Floodwaters in southern New Brunswick could approach 2008 levels this week
EMO cautioning riverside communities south of Fredericton against significant rise in water levels
By Wednesday, the water levels in southern New Brunswick could reach heights last seen in 2008, the worst spring flooding the province experienced in 35 years.
Greg MacCallum, director of the provincial emergency measures organization, cautioned riverside communities south of Fredericton while asking for the public's patience and co-operation as the flooding is expected to persist this week.
"It's a forecasting challenge to look out several days, but the trend is that the water levels are on the rise and will continue to rise virtually from Fredericton all the way to Saint John," MacCallum said in an interview Monday.
The province's River Watch forecast indicates water levels in areas along the St. John River, such as Maugerville, Sheffield, Jemseg, Oak Point and Saint John-Quispamsis, will continue to rise well above flood stage in the next 48 hours.
The Saint John-Quispamsis area is expected to reach 5.1 metres by Wednesday. That's almost a metre above flood stage and just shy of the 5.2-metre level seen in 2008.
Oak Point is expected to surpass the 5.36-metre mark in 2008, hitting 5.4 metres by Wednesday. Sheffield could reach 6.7 metres, 0.25 metres higher than 10 years ago.

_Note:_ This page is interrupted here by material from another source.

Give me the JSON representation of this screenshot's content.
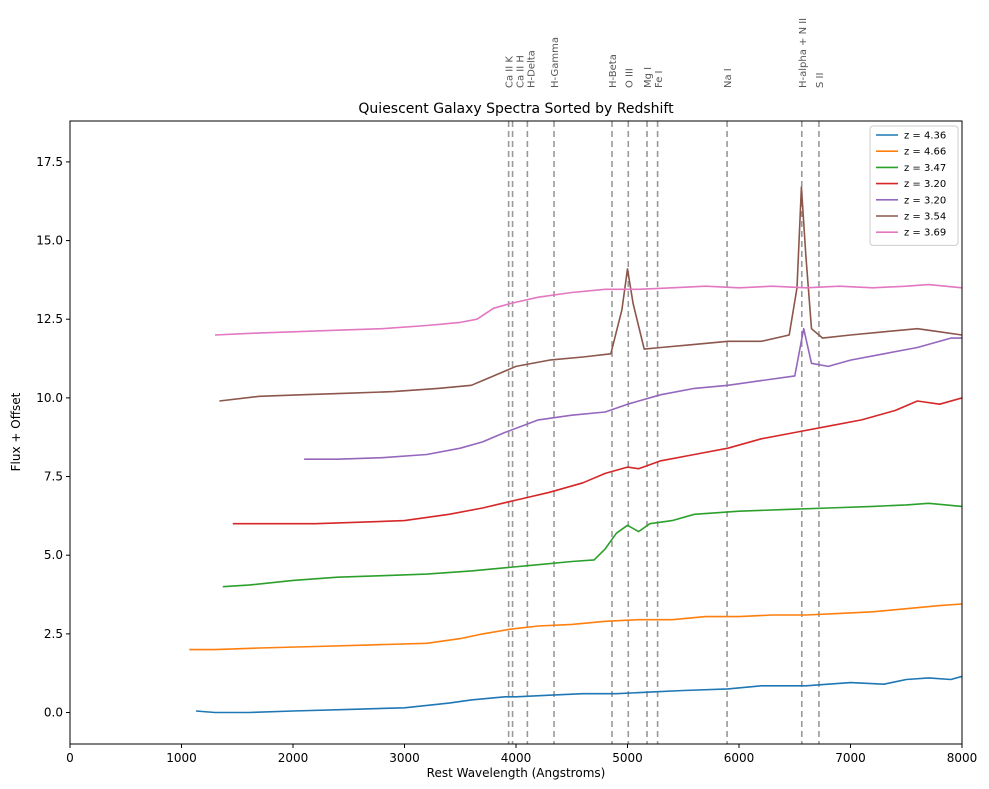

The 2008 flood caused more than $23 million in damages. More than 600 properties were affected and about 1,000 people were displaced from their homes. It was the worst spring flood since 1973.
Water levels in northwestern New Brunswick are also on the rise, MacCallum said. The communities of Clair, Saint-Hilaire and Edmundston are expected to surpass their respective flood stages in the next 48 hours.
Capital city woes
The situation in Fredericton is expected to hold at the eight-metre level until Wednesday — that's 1.5 metres above flood stage and 0.36 metres short of the 2008 mark.
Parts of the capital city's downtown remain flooded and about three dozen streets are closed.
The Department of Transportation and Infrastructure reported Monday dozens of provincial highways and roads have been affected by flooding. For a list of closed roads, click here.
MacCallum preached patience and cautioned the public against ignoring or moving barricades to access restricted roads. He said fluctuating river levels may fool some people into thinking the water is going down.
"They maybe make assumptions about the fact that the worst is over," MacCallum said.
"Unfortunately, what we've got here is an enduring situation where the water levels aren't really discernibly changing from day to day.
"This is going to take some time and people need to be patient."
'We'll get through this'
Fredericton Mayor Mike O'Brien asked residents to be patient and respect the traffic measures in place.
He said the city is not near the point of having to declare a state of emergency but noted the situation will likely stay the same for the rest of the week.
"We'll get through this … and hopefully at the end of this we can all meet downtown and have a pop," O'Brien said on Information Morning Fredericton on Monday.
Two shelters have been set up in Fredericton for people displaced by flooding and with no access to temporary accommodations.
Fredericton residents can use the shelter at the Salvation Army on St. Mary's Street, and people from outlying areas can use a shelter on the University of New Brunswick campus.
Call for better modelling
Wayne Tallon, the director of Fredericton's Emergency Measures Organization, said Monday the city plans to talk to provincial partners about why their modelling didn't predict the rapid rising floodwaters.
"Obviously, the modelling that has worked very well and accurately over the years, couldn't keep up with it," Tallon said.
"I'm not dissatisfied, but we're working with technology that is not giving us the right information and the right time."
MacCallum said it's difficult to predict the rate of melt. The rapid melt was compounded by a mix of warm temperatures and rain, he said.
"We knew the recipe was there," he said, noting that EMO began warning the public a couple of days before the St. John River rose swiftly.
He said it's fortunate there have been no significant ice jams to exacerbate the situation.